Mushers Erin Altemus and Matt Schmidt have a lot of mouths to feed and miles to track from their remote spot up-country. But theirs are lives in sync with the season like others in the dogsledding community, some of whom still remember when dog teams were a means of travel and work.
The couple and their young daughter, Sylvia, 3, live with 30 Alaskan huskies 3 miles deep in forest, well off the Gunflint Trail and northeast of Devil Track Lake. Reaching their cabin and kennel isn't a lock, depending on snowfall. Still, the location is a gateway for the family, which operates its Mush Lake Racing kennel, and has been raising and racing dogs Up North for about seven years.
Few days are "typical," said Altemus, 42, who also is a nurse at North Shore Health and Care Center, the hospital in Grand Marais.
In early January, Altemus was waiting to see how her body responded to her second COVID-19 vaccination. Her mind also was on a possible 50-mile-plus training run with her handler and training partner Anna Hennessy and two teams of dogs later in the day if all went well. The Beargrease was approaching, but dogsledding has seen its stride impeded by weather and a pandemic. Too, Schmidt is recuperating from health challenges that have kept him off a sled.
"This year has been so odd," said Altemus. They ran their dogs behind ATVs until a week before Christmas because of the dearth of snow, and COVID-19 continues to cancel races everywhere. The Gunflint Mail Run, a forerunner to the Beargrease where Schmidt's twice placed second, was a no-go last month, and the couple's plans for Race to the Sky in Montana this month are dead. The Canadian border closure hasn't helped either.

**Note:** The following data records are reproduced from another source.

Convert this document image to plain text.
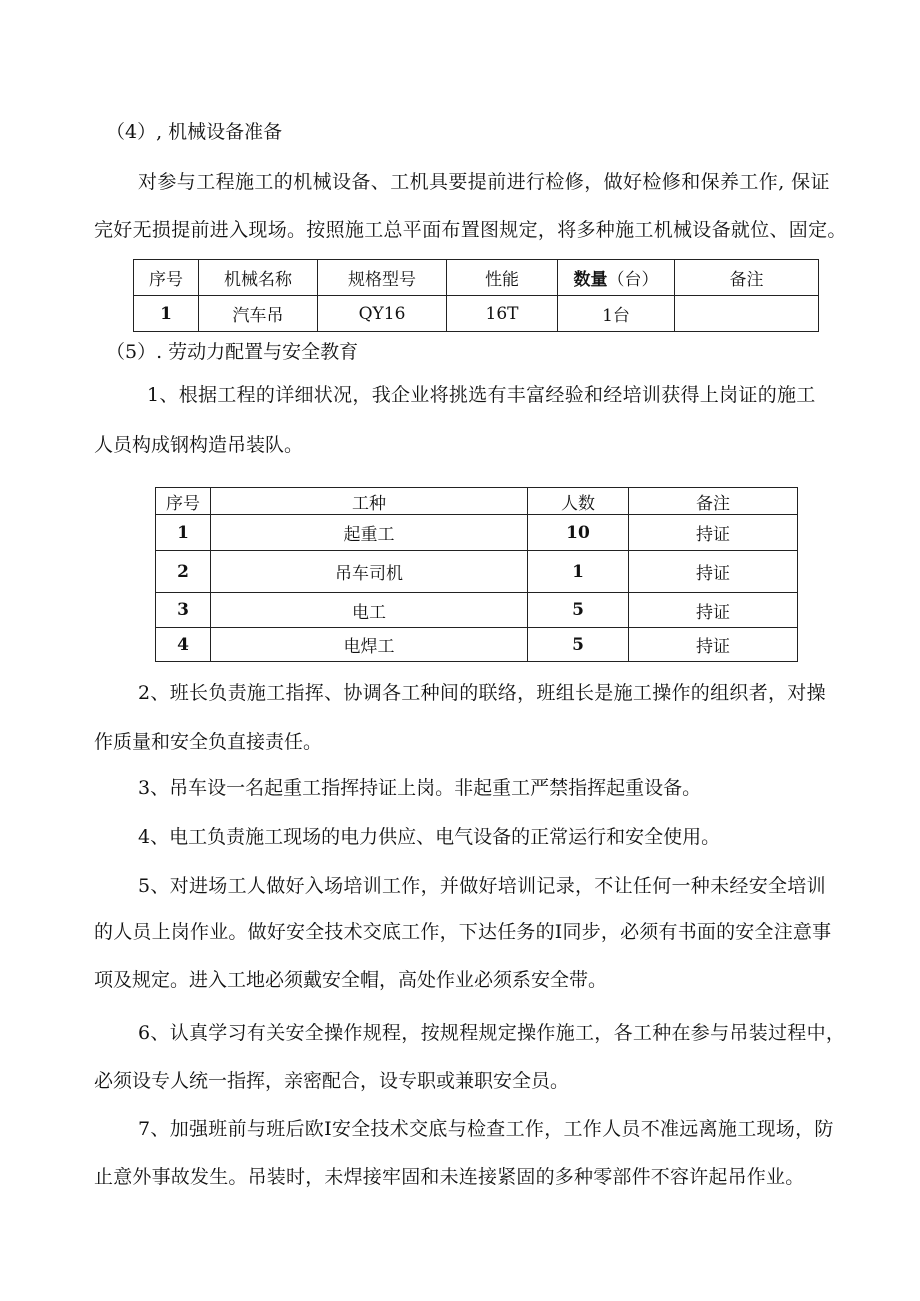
（4）, 机械设备准备
对参与工程施工的机械设备、工机具要提前进行检修，做好检修和保养工作, 保证
完好无损提前进入现场。按照施工总平面布置图规定，将多种施工机械设备就位、固定。
序号	机械名称	规格型号	性能	数量（台）	备注
1	汽车吊	QY16	16T	1台	
（5）. 劳动力配置与安全教育
1、根据工程的详细状况，我企业将挑选有丰富经验和经培训获得上岗证的施工
人员构成钢构造吊装队。
序号	工种	人数	备注
1	起重工	10	持证
2	吊车司机	1	持证
3	电工	5	持证
4	电焊工	5	持证
2、班长负责施工指挥、协调各工种间的联络，班组长是施工操作的组织者，对操
作质量和安全负直接责任。
3、吊车设一名起重工指挥持证上岗。非起重工严禁指挥起重设备。
4、电工负责施工现场的电力供应、电气设备的正常运行和安全使用。
5、对进场工人做好入场培训工作，并做好培训记录，不让任何一种未经安全培训
的人员上岗作业。做好安全技术交底工作，下达任务的I同步，必须有书面的安全注意事
项及规定。进入工地必须戴安全帽，高处作业必须系安全带。
6、认真学习有关安全操作规程，按规程规定操作施工，各工种在参与吊装过程中，
必须设专人统一指挥，亲密配合，设专职或兼职安全员。
7、加强班前与班后欧I安全技术交底与检查工作，工作人员不准远离施工现场，防
止意外事故发生。吊装时，未焊接牢固和未连接紧固的多种零部件不容许起吊作业。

Schmidt and Altemus started dating in 2003, having met at the YMCA's Camp Menogyn on West Bearskin Lake, where they both guided young campers.
Their Gunflint story isn't all that original in that regard. "People always joked that if you didn't find your partner at Menogyn, you were pretty much out of luck," Altemus said, with a laugh.
On a bracing afternoon last month, long shadows slanted across their property in the dying day. They and their charges were recovering from a 100-plus mile training run well into a morning of little sleep. Altemus and Hennessy had each led a team, picking up a snowmobile trail nearby that connects with other snowmobile trails and, in time, forest roads, as they racked up the wilderness miles.
Around that, there are dogs to keep well-fed, new straw bedding to put down, and poop to pick up from the multiple dog houses that make up a little enclave.
"I don't know what is typical," said Altemus, when asked about their routine, "because our work life is kind of crazy. It's tough to maintain a super-consistent schedule."
Still, for all their physical isolation, they look forward to events, like the dogsled races that culturally and historically connect so many people on the Gunflint Trail. Schmidt, who turns 42 on Saturday, said his health challenges have helped widen their circle. He is a volunteer at the Gunflint Volunteer Fire Department, and he said many in the community have offered support and help in recent months.
"I think the irony of the Gunflint is that a lot of the people who live up here, I don't know if they value isolation but people are kind of isolated," Altemus said. "But then there are these events that bring everyone together. For us, I'd say the dog races are the big part of connecting."
They've noticed that there are more people at cabins during the pandemic — more people on the trail than normal during these stark winter months — some of whom probably are working remotely. And, as long time seasonal workers years ago, they anticipate summer and fall will reel in thousands more. They're OK with that. They know it's a necessity in their far-off part of Minnesota, and the impact has been a small region with considerable opportunities, from the arts to recreation.
"I think most of the Gunflint Trail currently needs tourism to survive. It's not like 100 years ago when logging was a big driver for the economy. Most of the people who live up here year-round rely on the tourism, and people know that," Altemus said.
As for the Beargrease, Altemus and her team went on to lead a few legs close to home, and finished a strong fourth Feb. 2 — a satisfying result. (Coincidentally, Schmidt finished fourth in 2017.)
"I had a lot of Cook County cheering for us," Altemus said.